"The Triple Fool" begins with a few brusque, self-deprecating lines. The speaker starts things off as if he's trying to preempt criticism: you don't have to tell him that he's a fool—he'll say so himself!
In fact, he's two kinds of fool at once: he's a fool for "loving," and a fool for writing "whining poetry" about his love. Already, then, the reader gets the sense that love has not treated this speaker especially well. And in his own eyes, he should have known better than to fall in love in the first place.
What's more, art seems to be treating him poorly. The speaker suggests that there's something pathetic about his love poems: they're just "whining," just self-pitying cries of pain. But, as the rest of this poem will reveal, the folly of writing love poems isn't just that one might write a bad one. It's that good poetry is dangerous—especially good poetry about suffering! As this speaker tries to blunt the agony of unrequited love through verse, he'll discover that art doesn't just transform or trap pain: it evokes and releases it, too.
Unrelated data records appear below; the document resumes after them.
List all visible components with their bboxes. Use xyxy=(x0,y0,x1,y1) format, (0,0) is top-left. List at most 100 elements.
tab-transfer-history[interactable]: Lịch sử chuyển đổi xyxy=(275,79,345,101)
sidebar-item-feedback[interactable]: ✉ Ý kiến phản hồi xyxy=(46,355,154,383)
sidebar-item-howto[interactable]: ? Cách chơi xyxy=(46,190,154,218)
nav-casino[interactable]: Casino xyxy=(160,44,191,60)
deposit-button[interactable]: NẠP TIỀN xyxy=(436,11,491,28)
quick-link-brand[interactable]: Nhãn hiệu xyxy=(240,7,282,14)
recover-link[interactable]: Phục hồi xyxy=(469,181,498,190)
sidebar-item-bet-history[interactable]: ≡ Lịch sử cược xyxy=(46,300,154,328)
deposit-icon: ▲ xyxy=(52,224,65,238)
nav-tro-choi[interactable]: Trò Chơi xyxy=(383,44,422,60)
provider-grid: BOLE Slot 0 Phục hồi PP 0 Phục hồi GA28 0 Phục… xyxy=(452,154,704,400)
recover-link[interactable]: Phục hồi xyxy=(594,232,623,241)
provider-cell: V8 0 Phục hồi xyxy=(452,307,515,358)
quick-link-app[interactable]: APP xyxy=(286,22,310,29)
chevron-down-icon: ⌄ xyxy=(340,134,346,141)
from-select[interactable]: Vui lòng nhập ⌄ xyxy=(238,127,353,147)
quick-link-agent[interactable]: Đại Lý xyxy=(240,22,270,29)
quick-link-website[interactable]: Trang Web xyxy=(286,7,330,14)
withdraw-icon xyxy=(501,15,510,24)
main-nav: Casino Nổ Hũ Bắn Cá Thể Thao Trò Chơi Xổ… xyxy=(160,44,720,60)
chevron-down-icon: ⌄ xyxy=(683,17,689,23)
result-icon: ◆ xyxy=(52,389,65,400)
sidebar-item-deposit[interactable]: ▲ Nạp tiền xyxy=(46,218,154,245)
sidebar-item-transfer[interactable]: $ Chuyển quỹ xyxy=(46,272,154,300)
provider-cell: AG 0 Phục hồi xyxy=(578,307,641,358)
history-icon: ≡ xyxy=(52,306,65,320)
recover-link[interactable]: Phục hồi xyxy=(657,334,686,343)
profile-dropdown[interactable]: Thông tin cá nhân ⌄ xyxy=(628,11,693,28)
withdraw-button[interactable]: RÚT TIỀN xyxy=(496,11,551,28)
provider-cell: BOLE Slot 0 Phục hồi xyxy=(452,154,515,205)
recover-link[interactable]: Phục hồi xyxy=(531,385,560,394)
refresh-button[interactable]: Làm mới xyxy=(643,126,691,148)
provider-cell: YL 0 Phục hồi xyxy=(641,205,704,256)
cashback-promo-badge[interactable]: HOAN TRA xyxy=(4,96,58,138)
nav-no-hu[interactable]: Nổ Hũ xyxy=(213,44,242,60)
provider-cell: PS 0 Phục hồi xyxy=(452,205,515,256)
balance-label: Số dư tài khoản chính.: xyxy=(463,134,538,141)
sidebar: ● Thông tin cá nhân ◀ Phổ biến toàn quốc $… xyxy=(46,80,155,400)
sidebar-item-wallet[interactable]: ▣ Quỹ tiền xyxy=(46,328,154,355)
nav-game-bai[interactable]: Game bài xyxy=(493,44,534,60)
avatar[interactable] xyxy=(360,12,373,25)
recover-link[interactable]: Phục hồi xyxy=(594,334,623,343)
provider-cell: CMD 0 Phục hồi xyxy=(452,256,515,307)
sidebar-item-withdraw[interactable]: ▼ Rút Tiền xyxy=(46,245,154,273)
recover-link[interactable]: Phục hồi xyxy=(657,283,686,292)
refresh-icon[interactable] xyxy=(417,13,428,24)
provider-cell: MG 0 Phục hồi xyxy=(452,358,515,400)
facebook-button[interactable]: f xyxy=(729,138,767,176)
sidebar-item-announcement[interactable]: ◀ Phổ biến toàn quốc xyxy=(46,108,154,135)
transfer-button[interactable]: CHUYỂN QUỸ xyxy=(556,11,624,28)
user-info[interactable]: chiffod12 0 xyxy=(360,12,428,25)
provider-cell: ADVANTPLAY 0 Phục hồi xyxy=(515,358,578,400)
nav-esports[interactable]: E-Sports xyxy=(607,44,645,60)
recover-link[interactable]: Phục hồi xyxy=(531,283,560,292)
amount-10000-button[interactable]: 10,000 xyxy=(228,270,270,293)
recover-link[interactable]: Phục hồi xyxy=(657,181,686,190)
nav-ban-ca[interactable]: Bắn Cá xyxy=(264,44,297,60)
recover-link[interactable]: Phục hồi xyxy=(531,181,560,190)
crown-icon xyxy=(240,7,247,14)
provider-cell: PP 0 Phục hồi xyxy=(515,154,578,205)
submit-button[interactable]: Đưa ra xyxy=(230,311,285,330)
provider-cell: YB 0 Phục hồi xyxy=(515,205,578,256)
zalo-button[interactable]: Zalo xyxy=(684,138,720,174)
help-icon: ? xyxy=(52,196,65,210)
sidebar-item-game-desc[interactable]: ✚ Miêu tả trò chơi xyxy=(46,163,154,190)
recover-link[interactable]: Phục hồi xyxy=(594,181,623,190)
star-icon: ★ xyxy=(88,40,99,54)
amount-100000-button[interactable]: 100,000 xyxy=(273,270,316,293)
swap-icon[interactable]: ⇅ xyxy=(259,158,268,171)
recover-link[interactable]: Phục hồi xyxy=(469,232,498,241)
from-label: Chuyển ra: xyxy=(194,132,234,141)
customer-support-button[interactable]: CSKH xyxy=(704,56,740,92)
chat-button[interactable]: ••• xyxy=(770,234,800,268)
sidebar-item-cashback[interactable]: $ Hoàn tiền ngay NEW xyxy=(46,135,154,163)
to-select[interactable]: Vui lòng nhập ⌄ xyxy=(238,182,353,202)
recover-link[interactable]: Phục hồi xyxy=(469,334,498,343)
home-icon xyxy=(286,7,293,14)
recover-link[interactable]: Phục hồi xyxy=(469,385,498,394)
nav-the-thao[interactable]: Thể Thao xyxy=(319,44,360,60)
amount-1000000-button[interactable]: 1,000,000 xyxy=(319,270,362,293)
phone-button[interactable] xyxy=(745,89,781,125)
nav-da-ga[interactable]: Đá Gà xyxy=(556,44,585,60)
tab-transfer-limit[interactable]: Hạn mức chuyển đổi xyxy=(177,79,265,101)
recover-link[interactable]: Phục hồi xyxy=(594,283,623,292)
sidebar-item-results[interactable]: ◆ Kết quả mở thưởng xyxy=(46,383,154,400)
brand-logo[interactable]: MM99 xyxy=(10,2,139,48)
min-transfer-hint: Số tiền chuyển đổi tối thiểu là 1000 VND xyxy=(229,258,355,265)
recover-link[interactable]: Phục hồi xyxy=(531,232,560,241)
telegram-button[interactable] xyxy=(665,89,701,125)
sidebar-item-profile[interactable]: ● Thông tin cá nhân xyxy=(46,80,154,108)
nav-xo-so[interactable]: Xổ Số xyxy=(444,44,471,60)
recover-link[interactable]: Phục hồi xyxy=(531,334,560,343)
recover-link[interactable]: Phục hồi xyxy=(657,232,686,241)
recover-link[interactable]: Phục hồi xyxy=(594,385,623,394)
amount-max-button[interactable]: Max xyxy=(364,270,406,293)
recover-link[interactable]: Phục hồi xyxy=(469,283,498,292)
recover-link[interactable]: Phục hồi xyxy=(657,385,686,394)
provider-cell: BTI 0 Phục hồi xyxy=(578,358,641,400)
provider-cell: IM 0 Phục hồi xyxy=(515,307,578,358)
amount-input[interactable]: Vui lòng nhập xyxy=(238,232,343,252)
These first lines express deep sadness, concealed in a defensive cynicism. Criticizing his own foolishness and his "whining poetry," the speaker seems to see himself as uncomfortably similar to a figure like Duke Orsino in Shakespeare's Twelfth Night, a self-pitying lover wrapped up in his own grief. Making fun of yearning, melodramatic lovers was as popular a hobby in the 17th century as it is now, and in proclaiming his own folly, the speaker seems to be mocking himself before anyone else can get there. And that suggests that he's trying to shield himself from even more suffering. He's frustrated with himself, but he's also in a lot of genuine pain.
Listen to the way the poem's first short, sharp line evokes his frustration:
I am two fools, I know,
Every word in this brisk line of iambic trimeter (that is, a line of three iambs, metrical feet with a da-DUM rhythm) is a clipped monosyllable—and the assonant /oo/ of "two fools" lays special emphasis on this hyperbolic declaration.